High availability during node and zone failures
The ability to survive failures and be highly available is one of the foundational features of YugabyteDB. To better understand how YugabyteDB can continue to perform reads and writes even in case of node failures, run the following example.
Scenario
Suppose you have a universe with a replication factor (RF) of 3, which allows a fault tolerance of 1. This means the universe remains available for both reads and writes even if a fault domain fails. However, if another were to fail (bringing the number of failures to two), writes would become unavailable in order to preserve data consistency.
Set up a universe
Follow the setup instructions to start a single region three-node universe, connect the YB Workload Simulator application, and run a read-write workload. To verify that the application is running correctly, navigate to the application UI at http://localhost:8080/ to view the universe network diagram, as well as latency and throughput charts for the running workload.

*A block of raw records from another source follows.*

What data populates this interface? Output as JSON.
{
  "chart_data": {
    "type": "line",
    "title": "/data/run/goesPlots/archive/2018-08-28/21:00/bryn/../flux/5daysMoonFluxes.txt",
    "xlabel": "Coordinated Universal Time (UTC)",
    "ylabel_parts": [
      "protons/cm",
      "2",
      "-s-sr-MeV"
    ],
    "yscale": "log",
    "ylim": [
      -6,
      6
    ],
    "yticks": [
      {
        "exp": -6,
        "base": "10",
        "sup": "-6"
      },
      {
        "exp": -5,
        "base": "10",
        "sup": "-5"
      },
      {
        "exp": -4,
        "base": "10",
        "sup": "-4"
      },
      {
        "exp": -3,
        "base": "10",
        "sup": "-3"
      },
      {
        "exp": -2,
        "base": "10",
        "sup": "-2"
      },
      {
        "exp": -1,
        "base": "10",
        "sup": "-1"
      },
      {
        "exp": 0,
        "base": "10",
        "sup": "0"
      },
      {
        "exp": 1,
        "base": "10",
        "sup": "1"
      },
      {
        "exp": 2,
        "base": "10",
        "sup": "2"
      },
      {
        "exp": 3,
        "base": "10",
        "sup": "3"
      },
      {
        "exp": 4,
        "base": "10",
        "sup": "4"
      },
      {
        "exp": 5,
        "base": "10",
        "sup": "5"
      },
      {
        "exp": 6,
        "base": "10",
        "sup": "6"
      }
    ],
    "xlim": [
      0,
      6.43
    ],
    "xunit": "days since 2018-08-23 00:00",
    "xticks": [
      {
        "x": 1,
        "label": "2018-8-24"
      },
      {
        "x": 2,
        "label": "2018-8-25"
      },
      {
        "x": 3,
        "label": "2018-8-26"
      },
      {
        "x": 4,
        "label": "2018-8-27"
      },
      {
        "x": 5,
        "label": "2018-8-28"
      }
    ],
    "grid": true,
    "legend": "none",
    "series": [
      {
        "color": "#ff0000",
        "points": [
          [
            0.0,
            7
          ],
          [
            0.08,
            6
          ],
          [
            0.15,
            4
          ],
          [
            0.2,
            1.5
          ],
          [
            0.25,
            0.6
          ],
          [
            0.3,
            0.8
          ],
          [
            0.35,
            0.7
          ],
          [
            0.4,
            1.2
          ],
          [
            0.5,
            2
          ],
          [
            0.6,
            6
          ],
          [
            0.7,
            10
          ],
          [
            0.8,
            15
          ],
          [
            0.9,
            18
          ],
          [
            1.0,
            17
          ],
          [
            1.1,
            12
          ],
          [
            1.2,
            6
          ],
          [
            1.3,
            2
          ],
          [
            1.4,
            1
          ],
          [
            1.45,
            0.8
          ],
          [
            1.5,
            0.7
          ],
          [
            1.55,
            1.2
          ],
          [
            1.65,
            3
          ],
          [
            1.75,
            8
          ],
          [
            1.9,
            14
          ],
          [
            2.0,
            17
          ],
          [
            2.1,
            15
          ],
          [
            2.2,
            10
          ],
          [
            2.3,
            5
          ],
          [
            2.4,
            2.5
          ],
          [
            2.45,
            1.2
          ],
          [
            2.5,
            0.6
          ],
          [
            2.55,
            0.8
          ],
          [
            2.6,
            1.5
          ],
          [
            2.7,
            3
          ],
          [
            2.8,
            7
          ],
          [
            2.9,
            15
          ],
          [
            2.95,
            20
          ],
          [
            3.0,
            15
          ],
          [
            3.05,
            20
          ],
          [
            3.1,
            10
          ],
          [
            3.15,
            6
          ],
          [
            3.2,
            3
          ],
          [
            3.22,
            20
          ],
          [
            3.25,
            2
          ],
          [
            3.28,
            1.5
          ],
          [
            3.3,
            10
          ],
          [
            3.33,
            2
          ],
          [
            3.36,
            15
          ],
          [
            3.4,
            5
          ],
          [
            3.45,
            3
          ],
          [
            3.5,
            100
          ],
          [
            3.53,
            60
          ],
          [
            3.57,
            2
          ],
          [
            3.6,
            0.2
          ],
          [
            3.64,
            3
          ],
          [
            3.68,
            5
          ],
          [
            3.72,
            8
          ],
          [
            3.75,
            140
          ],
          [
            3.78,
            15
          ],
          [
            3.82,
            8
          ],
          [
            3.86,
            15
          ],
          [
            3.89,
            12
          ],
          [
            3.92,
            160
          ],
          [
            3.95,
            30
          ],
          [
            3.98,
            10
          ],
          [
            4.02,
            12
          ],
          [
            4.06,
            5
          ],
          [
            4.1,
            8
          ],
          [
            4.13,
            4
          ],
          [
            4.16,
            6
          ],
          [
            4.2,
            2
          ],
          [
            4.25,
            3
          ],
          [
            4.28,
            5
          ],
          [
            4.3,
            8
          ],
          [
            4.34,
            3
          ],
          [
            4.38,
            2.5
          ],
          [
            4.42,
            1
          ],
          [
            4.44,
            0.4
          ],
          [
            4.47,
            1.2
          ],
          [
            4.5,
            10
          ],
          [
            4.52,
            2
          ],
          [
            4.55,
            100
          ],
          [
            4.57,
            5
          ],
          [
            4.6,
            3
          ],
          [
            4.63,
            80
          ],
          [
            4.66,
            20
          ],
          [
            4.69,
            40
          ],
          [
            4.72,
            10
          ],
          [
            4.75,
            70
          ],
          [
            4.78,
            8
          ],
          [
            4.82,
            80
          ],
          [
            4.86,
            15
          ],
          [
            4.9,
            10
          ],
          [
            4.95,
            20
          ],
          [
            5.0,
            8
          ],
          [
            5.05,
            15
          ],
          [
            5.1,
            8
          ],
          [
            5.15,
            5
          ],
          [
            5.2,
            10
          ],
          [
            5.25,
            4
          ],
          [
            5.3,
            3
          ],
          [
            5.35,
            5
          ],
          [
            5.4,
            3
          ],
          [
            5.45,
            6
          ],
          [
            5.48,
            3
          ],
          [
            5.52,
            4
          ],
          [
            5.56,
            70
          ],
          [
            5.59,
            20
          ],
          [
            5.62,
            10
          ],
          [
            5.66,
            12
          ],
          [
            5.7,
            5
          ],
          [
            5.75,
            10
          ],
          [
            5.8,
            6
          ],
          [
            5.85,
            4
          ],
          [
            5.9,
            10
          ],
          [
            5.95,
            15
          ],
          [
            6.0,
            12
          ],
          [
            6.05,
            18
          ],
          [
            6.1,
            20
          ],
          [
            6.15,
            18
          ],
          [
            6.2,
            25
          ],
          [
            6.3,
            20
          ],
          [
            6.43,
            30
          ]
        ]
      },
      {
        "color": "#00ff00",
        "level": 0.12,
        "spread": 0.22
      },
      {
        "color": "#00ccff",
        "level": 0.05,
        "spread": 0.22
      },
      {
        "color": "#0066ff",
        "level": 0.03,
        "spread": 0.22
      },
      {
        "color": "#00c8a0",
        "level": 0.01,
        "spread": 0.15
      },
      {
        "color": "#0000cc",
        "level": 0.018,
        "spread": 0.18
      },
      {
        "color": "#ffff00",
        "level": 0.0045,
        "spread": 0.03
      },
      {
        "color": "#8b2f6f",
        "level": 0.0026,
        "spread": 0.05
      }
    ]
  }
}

Observe even load across all nodes
To view a table of per-node statistics for the universe, navigate to the tablet-servers page. The following illustration shows the total read and write IOPS per node:
Notice that both the reads and the writes are approximately the same across all nodes, indicating uniform load.
To view the latency and throughput on the universe while the workload is running, navigate to the simulation application UI, as per the following illustration:
Simulate a node failure
Stop one of the nodes to simulate the loss of a zone, as follows:
./bin/yugabyted stop --base_dir=/tmp/ybd2
Observe workload remains available
Refresh the tablet-servers page to see the statistics update.
The Time since heartbeat
value for that node starts to increase. When that number reaches 60s (1 minute), YugabyteDB changes the status of that node from ALIVE to DEAD. Observe the load (tablets) and IOPS getting moved off the removed node and redistributed to the other nodes, as per the following illustration:
With the loss of the node, which also represents the loss of an entire fault domain, the universe is now in an under-replicated state.
Navigate to the simulation application UI to see the node removed from the network diagram when it is stopped, as per the following illustration:
It may take close to 60 seconds to display the updated network diagram. You can also notice a spike and drop in the latency and throughput, both of which resume immediately.
Despite the loss of an entire fault domain, there is no impact on the application because no data is lost; previously replicated data on the remaining nodes is used to serve application requests.
Clean up
You can shut down the local cluster by following the instructions provided in Destroy a local cluster.